Мама ласково погладила меня по голове, и скороговоркой, которая появлялась у нее в минуты сильного волнения, продолжила:
— Значит так. Обещай мне, что будешь очень хорошо учиться и будешь послушным, чтобы не пришлось за тебя краснеть. Не забывай, чему мы с папой тебя учили, будь хорошим человеком. Ты и так очень хороший человек, я очень горжусь, что вырастила такого сына, Димитрис! Когда ты полетишь наконец в космос, высадишься на какой-то новой планете и будешь выступать перед журналистами, скажешь: это Володя и Катя Войцеховские меня вырастили. И нам с папой будем приятно — на этом свете, или на том, не важно, мы же не уходим безвозвратно, ничего просто так не заканчивается, поверь!
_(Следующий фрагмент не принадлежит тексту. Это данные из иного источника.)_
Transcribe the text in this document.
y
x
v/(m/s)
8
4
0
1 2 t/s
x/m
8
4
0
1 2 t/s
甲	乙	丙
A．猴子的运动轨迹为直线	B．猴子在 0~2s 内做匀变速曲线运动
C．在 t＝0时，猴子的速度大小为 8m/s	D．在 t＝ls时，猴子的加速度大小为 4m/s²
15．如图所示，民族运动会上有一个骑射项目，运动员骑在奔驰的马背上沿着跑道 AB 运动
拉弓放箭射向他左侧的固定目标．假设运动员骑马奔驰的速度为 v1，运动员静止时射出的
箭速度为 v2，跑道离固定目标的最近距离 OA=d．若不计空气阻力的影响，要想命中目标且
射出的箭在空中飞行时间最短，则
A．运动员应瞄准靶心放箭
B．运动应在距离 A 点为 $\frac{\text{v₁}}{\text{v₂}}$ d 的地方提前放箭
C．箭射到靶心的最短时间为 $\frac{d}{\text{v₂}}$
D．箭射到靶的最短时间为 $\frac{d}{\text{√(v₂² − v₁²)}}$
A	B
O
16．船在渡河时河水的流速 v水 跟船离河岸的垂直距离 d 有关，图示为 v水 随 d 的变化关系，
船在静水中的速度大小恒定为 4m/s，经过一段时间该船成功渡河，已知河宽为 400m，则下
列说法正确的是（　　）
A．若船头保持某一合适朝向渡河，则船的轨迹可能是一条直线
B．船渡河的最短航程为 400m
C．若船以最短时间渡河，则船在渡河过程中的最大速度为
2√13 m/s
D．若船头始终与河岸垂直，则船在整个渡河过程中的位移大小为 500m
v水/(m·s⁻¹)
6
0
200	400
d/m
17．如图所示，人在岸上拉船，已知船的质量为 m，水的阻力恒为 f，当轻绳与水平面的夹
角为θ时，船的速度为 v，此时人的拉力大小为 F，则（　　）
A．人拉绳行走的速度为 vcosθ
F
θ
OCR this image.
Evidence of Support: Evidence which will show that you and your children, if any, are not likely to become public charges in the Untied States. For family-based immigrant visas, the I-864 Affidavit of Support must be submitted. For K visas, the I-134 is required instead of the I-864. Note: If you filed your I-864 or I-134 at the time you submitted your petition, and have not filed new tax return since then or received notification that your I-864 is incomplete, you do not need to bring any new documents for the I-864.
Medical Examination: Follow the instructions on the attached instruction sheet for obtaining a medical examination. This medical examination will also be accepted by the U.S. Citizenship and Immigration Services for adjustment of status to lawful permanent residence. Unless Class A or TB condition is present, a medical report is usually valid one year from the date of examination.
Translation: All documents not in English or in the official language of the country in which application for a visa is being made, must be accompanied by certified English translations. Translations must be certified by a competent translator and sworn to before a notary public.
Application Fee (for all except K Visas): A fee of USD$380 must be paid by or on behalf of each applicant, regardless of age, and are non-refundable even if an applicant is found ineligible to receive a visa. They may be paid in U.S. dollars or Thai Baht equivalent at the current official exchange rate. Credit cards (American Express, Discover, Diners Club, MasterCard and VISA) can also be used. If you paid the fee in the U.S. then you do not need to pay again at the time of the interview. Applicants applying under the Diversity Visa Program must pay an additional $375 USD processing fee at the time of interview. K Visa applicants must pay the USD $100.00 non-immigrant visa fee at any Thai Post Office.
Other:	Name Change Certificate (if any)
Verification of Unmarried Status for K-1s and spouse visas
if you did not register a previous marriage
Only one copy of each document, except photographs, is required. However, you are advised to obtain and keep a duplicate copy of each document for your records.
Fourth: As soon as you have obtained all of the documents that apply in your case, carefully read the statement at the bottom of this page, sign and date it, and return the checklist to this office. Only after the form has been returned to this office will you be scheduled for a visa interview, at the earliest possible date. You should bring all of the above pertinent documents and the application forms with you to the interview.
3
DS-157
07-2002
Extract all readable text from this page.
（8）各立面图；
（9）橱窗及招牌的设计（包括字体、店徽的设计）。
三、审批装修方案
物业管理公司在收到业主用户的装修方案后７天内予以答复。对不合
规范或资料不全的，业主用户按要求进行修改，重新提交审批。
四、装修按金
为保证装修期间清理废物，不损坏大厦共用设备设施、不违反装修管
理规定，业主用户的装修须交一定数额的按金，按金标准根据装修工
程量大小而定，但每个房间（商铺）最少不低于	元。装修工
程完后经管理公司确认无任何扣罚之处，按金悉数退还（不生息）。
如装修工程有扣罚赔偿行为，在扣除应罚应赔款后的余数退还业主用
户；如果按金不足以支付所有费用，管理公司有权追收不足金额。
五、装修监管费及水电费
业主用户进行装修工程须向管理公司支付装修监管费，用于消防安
— Мама… — слезы лились одна за другой, особенно когда я видел, как взволнована мать. — Что ты такое говоришь?!
— Чтобы не случилось, оставайся хорошим человеком, вот и все. Это самое главное в жизни. И не распускай нюни. Ты же мужчина, спортсмен, сын своего отца! Не забывай об этом!
Я видел, как она опечалена, и мое сердце сжималось от отчаяния. Я не хотел никуда уезжать, не хотел никакой учебы в Сиднее, и не боялся никаких югославов, лишь бы остаться здесь, в своем доме. Я все пытался сказать об этом маме, но она не давала мне вставить и слова. С огромным трудом я поборол рвущиеся из груди рыдания, чтобы не расстраивать ее, и тихо, обреченно произнес:
— Я все сделаю как ты говоришь, мам.
— Люблю тебя, Димитрис.
— И я тебя люблю, мам.
Она крепко обняла меня в тот самый момент, когда где-то далеко на востоке раздался грохот артиллерийского залпа. Чашки в кухонных шкафчиках задрожали. Мама испуганно встрепенулась, выглянула в окно. В этот момент раздался яростный стук в дверь. Председатель крикнул маме:
— Все, Катя, времени нет! Давай скорей к машине!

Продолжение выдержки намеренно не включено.